Ruminating on the irritating life we lead in the third world, I then thought of the poor folk living in New York and surrounds with that terrifying Super storm Sandy, and suddenly felt guilty at my own selfish exasperation.

Drought is bad enough but we have lived with it all our lives and have learnt to cope with it, but FLOODS?, now that's another story.

One can learn to deal with drought, if one is meticulous with ones water, if one has a garden that is drought resistant, if one learns to turn off taps while cleaning ones teeth.....etc etc

But to stop the onset of water from a hurricane is totally impossible. Those poor folk on the fiftieth floor of a skyscraper !! No power, possibly no potable water, no elevators, how horriffic.

Living in Zim we are prepared for power cuts, the lucky ones amongst us have our generators, our inverters, our candles, our torches. We have our containers of water for when the waterless days are upon us four days a week, and our hearts go out to those in desperate trouble on the east coast of the USA.

We have a blissful, generally warm climate, so heating thankfully is very low on the level of importance, unlike those folk on the East Coast of the USA.

We too have had no fuel, many times, not for a week or two, but month after month, but then our communities are small, we are pretty used to walking and biking, and what's more we have delightful weather so we can queue, suntan and have a barbecue at the same time. In fact the topography of Bulawayo is such that one could put a rock, or a drum, in place of one's vehicle, knowing that there is still 'honour amongst fuel queuers' !!

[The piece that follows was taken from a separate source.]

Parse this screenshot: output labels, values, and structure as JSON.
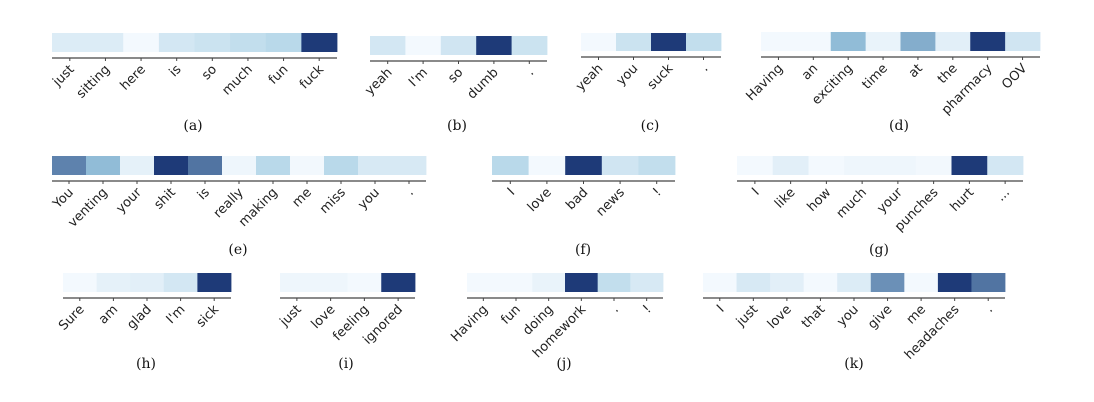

However what is so amazing to us is that people are actually able to complain to their government! To blame their government for a super storm?

If we do not have a service, if we have a crisis, we make our own plan; we have no one else to call upon! No one else to blame!!

How lucky Americans are to be able to call on their municipal and governmental bodies for assistance. With the exception of a couple of ministries, we would not even contemplate asking for the civic rights, that are due to us, and for which we are taxed heavily!!